We get these things every couple of months or so. They are almost always false alarms. Usually, it’s not a fire; it’s just some maintenance worker standing on a ladder with his head poked into a drop-down ceiling saying to himself, “Hmmm, I wonder where this  wire goes to?” Then “snip” and “tweet-tweet-tweet”.

My first clue today was the attitude of the maintenance people I saw on my way out. I noticed several of them congregating around the alarm command center. Laughing. Oh, well. The rules say to get everybody out of the building first and ask questions later.

Actually, I don’t mind. The very first fire “drill” in this company that I was involved with was a real fire. Really. It happened several years ago, but it changed the way I look at fire alarms.

A bunch of us were working on the 14th floor when the lights dimmed. Then all our computers re-booted. There was a collective “ugh” that went through the office as everybody realized that their work was lost. Then the whole floor went dark. The emergency lights came on. And a few seconds later, the fire alarm sounded.

The guy I was working with asked me if this was a drill. I said “I dunno, but I’m not going to hang around to find out.”

The stairwell was crammed, but we were all orderly. Concerned, but civil, as we walked down 14 flights.

We all congregated at the base of the building. After a while, we learned that there had been a fire in the main electrical transformer that fed the building. We were not in any danger, but it was going to be many hours before it was going to be fixed so we could all go home.

So I headed for my car. And then I realized where my car keys were. On the 14th floor. And all the elevators were dead.

Two lessons I learned that day: Take every fire drill seriously. Always remember your car keys.

My knees ached as I walked up the fourteen flights. They ached more as I walked back down.

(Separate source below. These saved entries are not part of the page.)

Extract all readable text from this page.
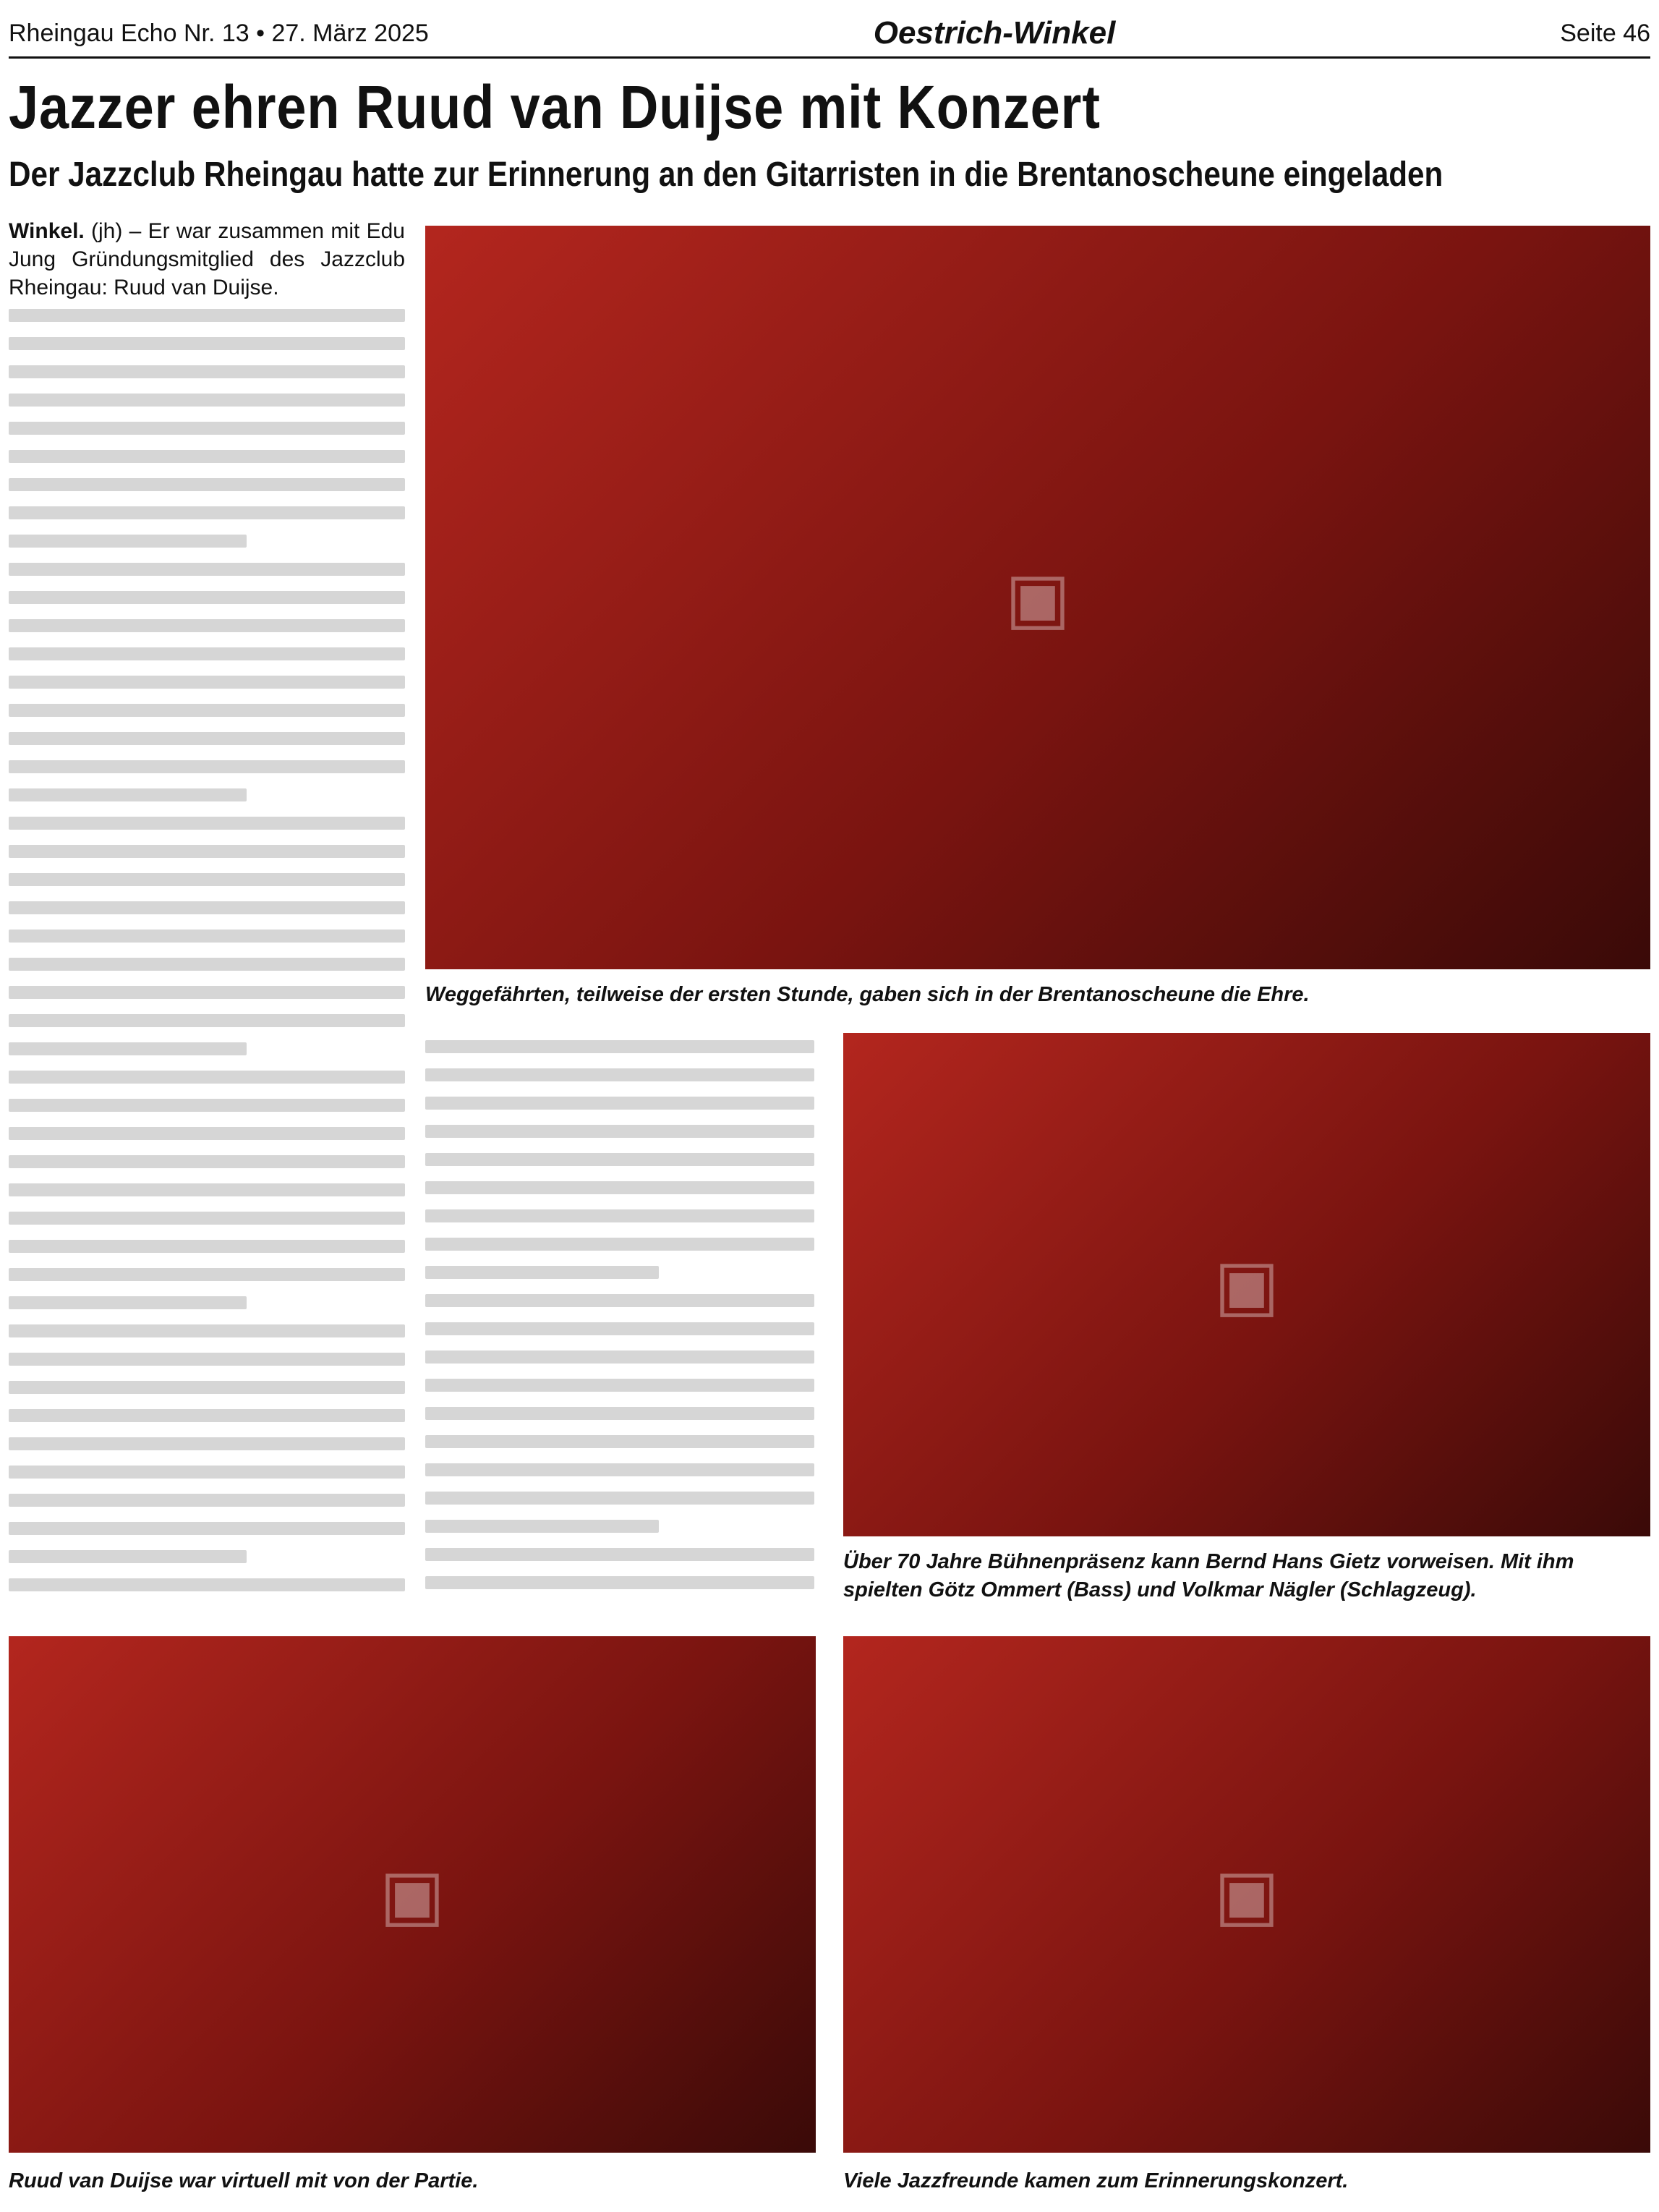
Rheingau Echo Nr. 13 • 27. März 2025	Oestrich-Winkel	Seite 46
Jazzer ehren Ruud van Duijse mit Konzert
Der Jazzclub Rheingau hatte zur Erinnerung an den Gitarristen in die Brentanoscheune eingeladen
Winkel. (jh) – Er war zusammen mit Edu Jung Gründungsmitglied des Jazzclub Rheingau: Ruud van Duijse.
▣
Weggefährten, teilweise der ersten Stunde, gaben sich in der Brentanoscheune die Ehre.
▣
Über 70 Jahre Bühnenpräsenz kann Bernd Hans Gietz vorweisen. Mit ihm spielten Götz Ommert (Bass) und Volkmar Nägler (Schlagzeug).
▣
Ruud van Duijse war virtuell mit von der Partie.
▣
Viele Jazzfreunde kamen zum Erinnerungskonzert.
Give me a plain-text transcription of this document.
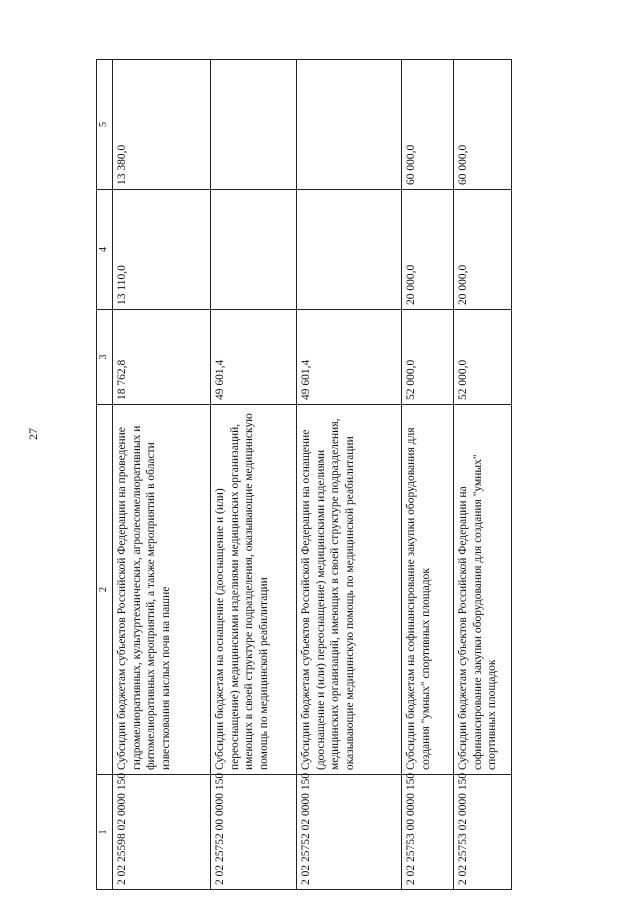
27
1	2	3	4	5
2 02 25598 02 0000 150	Субсидии бюджетам субъектов Российской Федерации на проведение гидромелиоративных, культуртехнических, агролесомелиоративных и фитомелиоративных мероприятий, а также мероприятий в области известкования кислых почв на пашне	18 762,8	13 110,0	13 380,0
2 02 25752 00 0000 150	Субсидии бюджетам на оснащение (дооснащение и (или) переоснащение) медицинскими изделиями медицинских организаций, имеющих в своей структуре подразделения, оказывающие медицинскую помощь по медицинской реабилитации	49 601,4		
2 02 25752 02 0000 150	Субсидии бюджетам субъектов Российской Федерации на оснащение (дооснащение и (или) переоснащение) медицинскими изделиями медицинских организаций, имеющих в своей структуре подразделения, оказывающие медицинскую помощь по медицинской реабилитации	49 601,4		
2 02 25753 00 0000 150	Субсидии бюджетам на софинансирование закупки оборудования для создания "умных" спортивных площадок	52 000,0	20 000,0	60 000,0
2 02 25753 02 0000 150	Субсидии бюджетам субъектов Российской Федерации на софинансирование закупки оборудования для создания "умных" спортивных площадок	52 000,0	20 000,0	60 000,0
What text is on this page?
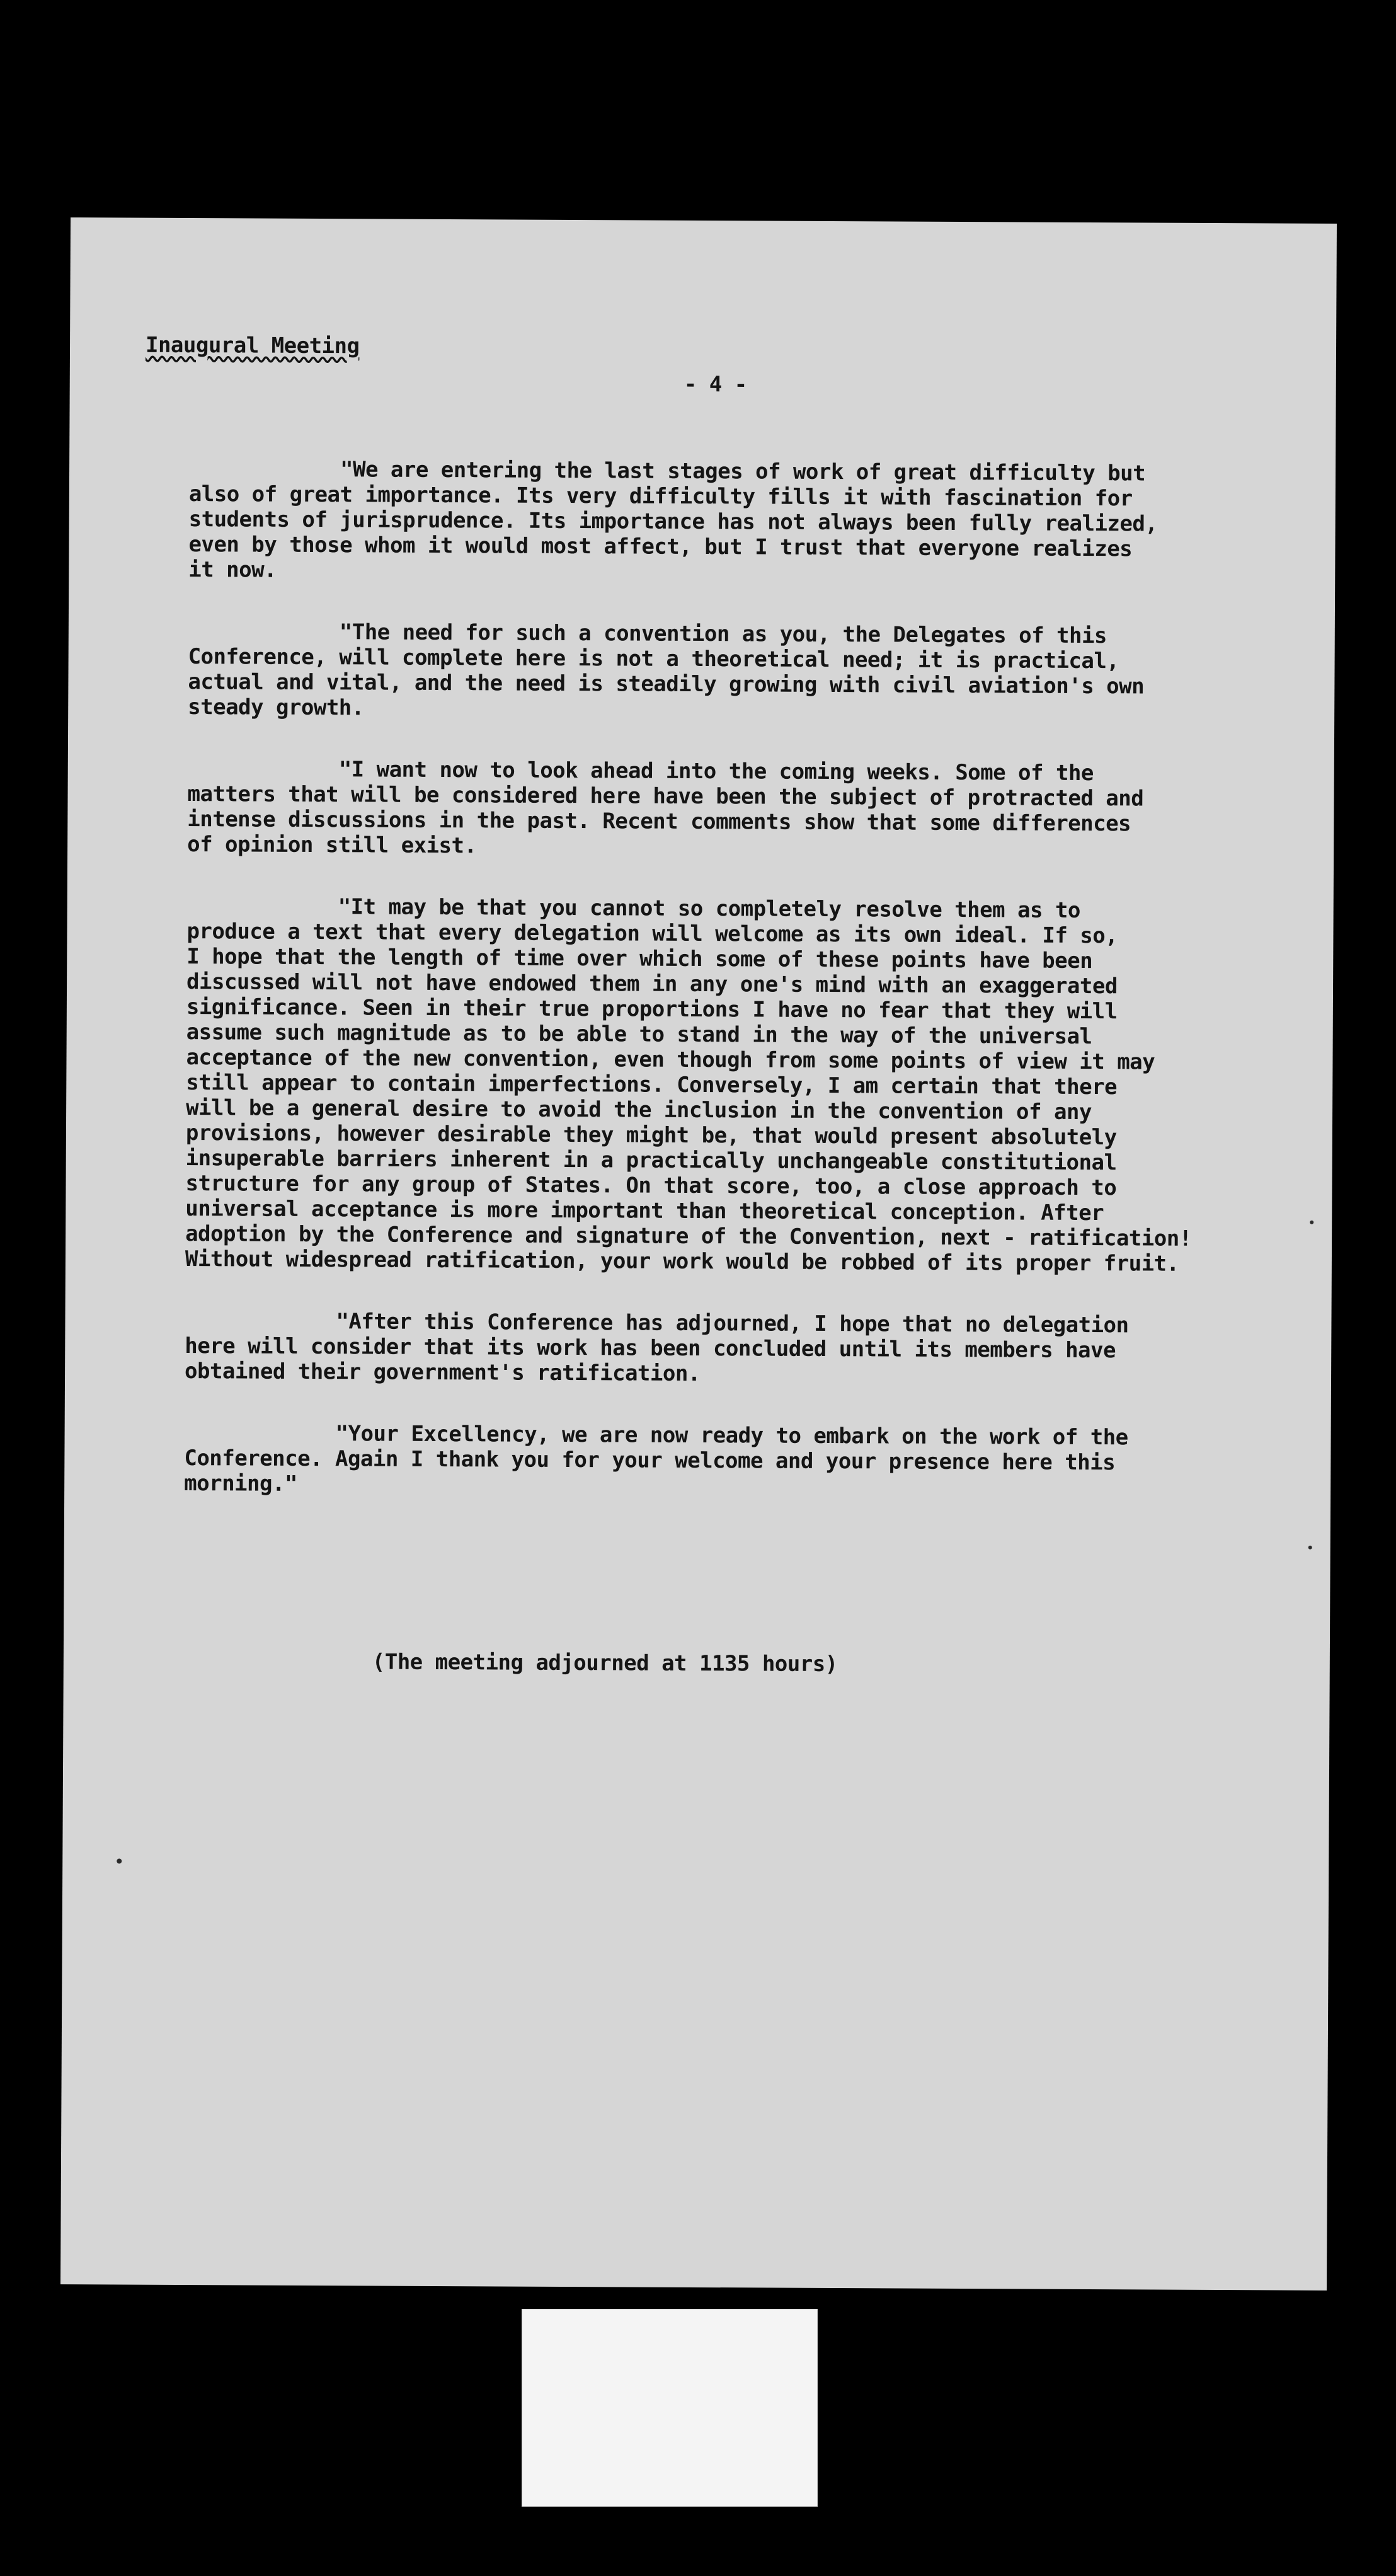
Inaugural Meeting
- 4 -
"We are entering the last stages of work of great difficulty but
also of great importance. Its very difficulty fills it with fascination for
students of jurisprudence. Its importance has not always been fully realized,
even by those whom it would most affect, but I trust that everyone realizes
it now.
"The need for such a convention as you, the Delegates of this
Conference, will complete here is not a theoretical need; it is practical,
actual and vital, and the need is steadily growing with civil aviation's own
steady growth.
"I want now to look ahead into the coming weeks. Some of the
matters that will be considered here have been the subject of protracted and
intense discussions in the past. Recent comments show that some differences
of opinion still exist.
"It may be that you cannot so completely resolve them as to
produce a text that every delegation will welcome as its own ideal. If so,
I hope that the length of time over which some of these points have been
discussed will not have endowed them in any one's mind with an exaggerated
significance. Seen in their true proportions I have no fear that they will
assume such magnitude as to be able to stand in the way of the universal
acceptance of the new convention, even though from some points of view it may
still appear to contain imperfections. Conversely, I am certain that there
will be a general desire to avoid the inclusion in the convention of any
provisions, however desirable they might be, that would present absolutely
insuperable barriers inherent in a practically unchangeable constitutional
structure for any group of States. On that score, too, a close approach to
universal acceptance is more important than theoretical conception. After
adoption by the Conference and signature of the Convention, next - ratification!
Without widespread ratification, your work would be robbed of its proper fruit.
"After this Conference has adjourned, I hope that no delegation
here will consider that its work has been concluded until its members have
obtained their government's ratification.
"Your Excellency, we are now ready to embark on the work of the
Conference. Again I thank you for your welcome and your presence here this
morning."
(The meeting adjourned at 1135 hours)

Many years later, two airplanes crashed into the buildings of the World Trade Center. In the few minutes that followed there was a lot of confusion about whether or not to evacuate the buildings. Many people jammed the stairwells going down while others wandered aimlessly wondering what to do. The irony was that the people watching it unfold on the TV news knew better what was going on than the people in the building.

Thousands of lives were saved that day by people that knew to treat every alarm seriously. Get out of the building and ask questions later. Hundreds more may have been saved if everybody had taken that advice.

My guess is that at the end of the day, the last thing that was on everybody’s mind was whether they had remembered their car keys.